According to Pediatric Gastroenterologist Dr. Jeffrey Bornstein, Arnold Palmer Hospital for Children, the new building is about the care of our most important resource—children. “Children are our most precious resource, and ensuring their health and happiness is a cause that transcends individual interests,” said Dr. Bornstein. “This healthcare facility is not just a building; it is a promise to every parent who walks through our doors seeking solace and to every child battling illness that they will receive the best care possible.”
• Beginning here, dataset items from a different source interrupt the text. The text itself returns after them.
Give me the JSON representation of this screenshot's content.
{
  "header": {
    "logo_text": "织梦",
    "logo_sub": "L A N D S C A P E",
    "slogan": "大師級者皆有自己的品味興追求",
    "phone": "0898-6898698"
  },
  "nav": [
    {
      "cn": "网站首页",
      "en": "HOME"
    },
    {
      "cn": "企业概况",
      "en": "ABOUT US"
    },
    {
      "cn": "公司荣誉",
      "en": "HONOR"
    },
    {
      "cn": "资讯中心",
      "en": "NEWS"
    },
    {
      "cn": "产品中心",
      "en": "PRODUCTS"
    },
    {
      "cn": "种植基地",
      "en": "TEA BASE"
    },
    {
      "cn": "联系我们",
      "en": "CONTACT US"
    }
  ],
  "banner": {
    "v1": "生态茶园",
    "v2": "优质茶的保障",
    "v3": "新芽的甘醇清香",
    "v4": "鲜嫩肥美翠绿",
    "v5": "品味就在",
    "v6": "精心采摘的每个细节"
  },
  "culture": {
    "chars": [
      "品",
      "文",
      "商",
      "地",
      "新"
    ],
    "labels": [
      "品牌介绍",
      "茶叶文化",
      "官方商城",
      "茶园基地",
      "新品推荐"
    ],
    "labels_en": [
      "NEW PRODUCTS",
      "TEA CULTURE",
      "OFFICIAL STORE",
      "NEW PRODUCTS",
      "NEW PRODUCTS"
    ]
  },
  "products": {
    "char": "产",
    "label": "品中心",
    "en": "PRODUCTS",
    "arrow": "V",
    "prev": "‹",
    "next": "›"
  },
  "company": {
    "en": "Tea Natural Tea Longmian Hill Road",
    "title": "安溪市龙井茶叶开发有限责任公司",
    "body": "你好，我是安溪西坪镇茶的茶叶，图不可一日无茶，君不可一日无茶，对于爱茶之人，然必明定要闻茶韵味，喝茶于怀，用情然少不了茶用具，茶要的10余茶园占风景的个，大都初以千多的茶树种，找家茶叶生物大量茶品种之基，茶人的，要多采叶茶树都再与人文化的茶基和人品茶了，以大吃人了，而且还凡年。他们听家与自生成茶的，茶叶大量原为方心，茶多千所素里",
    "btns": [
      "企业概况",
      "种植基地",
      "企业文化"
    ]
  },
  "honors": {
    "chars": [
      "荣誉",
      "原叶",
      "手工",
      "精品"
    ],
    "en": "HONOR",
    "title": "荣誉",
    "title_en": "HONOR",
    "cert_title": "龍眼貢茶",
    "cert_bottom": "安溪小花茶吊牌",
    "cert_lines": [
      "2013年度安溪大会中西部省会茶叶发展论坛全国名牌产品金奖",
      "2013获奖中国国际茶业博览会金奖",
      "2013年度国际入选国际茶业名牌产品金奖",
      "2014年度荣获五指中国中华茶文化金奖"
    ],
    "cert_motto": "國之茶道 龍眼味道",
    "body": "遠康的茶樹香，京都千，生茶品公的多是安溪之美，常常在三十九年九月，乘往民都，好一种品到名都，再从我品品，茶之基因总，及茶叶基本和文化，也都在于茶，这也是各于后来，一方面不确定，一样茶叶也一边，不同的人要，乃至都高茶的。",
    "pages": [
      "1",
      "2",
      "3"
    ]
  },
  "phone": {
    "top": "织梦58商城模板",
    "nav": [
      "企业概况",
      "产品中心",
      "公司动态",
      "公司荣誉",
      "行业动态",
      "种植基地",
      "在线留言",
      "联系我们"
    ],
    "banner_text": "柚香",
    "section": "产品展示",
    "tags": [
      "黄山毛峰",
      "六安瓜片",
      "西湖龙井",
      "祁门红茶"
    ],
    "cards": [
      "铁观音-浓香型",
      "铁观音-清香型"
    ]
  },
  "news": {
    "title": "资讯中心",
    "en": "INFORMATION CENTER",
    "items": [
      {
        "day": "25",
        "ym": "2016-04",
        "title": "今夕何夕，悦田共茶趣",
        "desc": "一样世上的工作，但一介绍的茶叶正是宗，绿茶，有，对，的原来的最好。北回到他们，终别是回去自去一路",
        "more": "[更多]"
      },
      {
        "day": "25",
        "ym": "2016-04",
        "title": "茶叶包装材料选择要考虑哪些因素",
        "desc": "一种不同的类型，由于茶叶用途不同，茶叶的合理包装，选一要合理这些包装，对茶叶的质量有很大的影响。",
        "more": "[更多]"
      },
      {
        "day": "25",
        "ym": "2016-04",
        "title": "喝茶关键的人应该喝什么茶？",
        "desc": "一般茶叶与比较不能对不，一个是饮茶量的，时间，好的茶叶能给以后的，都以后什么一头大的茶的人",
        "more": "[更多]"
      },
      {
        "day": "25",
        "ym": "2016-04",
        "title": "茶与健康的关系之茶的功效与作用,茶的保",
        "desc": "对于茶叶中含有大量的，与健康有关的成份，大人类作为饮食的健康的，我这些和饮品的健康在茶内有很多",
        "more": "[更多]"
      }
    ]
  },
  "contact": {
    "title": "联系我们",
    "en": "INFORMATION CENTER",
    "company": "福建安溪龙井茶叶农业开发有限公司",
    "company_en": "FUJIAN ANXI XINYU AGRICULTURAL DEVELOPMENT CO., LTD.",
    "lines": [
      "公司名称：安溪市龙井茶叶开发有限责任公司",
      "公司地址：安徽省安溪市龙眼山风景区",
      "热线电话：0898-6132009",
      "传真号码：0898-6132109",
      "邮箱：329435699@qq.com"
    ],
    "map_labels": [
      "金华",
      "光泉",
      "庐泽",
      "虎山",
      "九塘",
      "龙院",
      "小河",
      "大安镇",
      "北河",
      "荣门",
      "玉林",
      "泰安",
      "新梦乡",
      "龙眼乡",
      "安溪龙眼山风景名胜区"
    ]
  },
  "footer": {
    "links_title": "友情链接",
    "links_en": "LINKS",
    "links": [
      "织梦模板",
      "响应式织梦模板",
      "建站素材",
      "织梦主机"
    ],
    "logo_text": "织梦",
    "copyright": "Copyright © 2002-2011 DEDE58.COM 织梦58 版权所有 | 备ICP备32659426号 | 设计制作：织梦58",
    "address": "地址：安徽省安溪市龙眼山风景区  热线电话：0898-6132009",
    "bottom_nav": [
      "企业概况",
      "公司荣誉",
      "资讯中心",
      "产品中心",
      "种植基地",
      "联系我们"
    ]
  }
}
Orlando Health President and CEO David Strong also praised the promise of the new Orlando Health Children’s Pavilion and the “accessibility of care” that it will provide to patients. “This new building will aid Orlando Health in delivering the very best healthcare to our youngest patients by dramatically increasing the accessibility of care to the next generation and beyond.”


About Orlando Health

Orlando Health, headquartered in Orlando, Florida, is a not-for-profit healthcare organization with $9.6 billion of assets under management that serves the southeastern United States and Puerto Rico.

Founded more than 100 years ago, the healthcare system is recognized around the world for Central Florida’s only pediatric and adult Level I Trauma program as well as the only state-accredited Level II Adult Trauma Center in Pinellas County. It is the home of one of the nation’s largest neonatal intensive care units, one of the only systems in the southeast to offer open fetal surgery to repair the most severe forms of spina bifida, the site of an Olympic athlete training facility and operator of one of the largest and highest performing clinically integrated networks in the region. Orlando Health has pioneered life-changing medical research and its Graduate Medical Education program hosts more than 350 residents and fellows.

The 3,429-bed system includes 32 hospitals and emergency departments – 26 of which are currently operational with six coming soon. The system also includes nine specialty institutes, skilled nursing facilities, an in-patient behavioral health facility under the management of Acadia Healthcare, and more than 375 outpatient facilities that include physician clinics, imaging and laboratory services, wound care centers, home healthcare services in partnership with LHC Group, and urgent care centers in partnership with FastMed Urgent Care. More than 4,950 physicians, representing more than 100 medical specialties and subspecialties have privileges across the Orlando Health system, which employs more than 29,000 team members and more than 1,400 physicians.

In FY 23, Orlando Health cared for 197,000 inpatients and 6.6 million outpatients.  The healthcare system provided nearly $1.3 billion in total impact to the communities it serves in the form of community benefit programs and services, Medicare shortfalls, bad debt, community-building activities and capital investments in FY 22, the most recent period for which this information is available.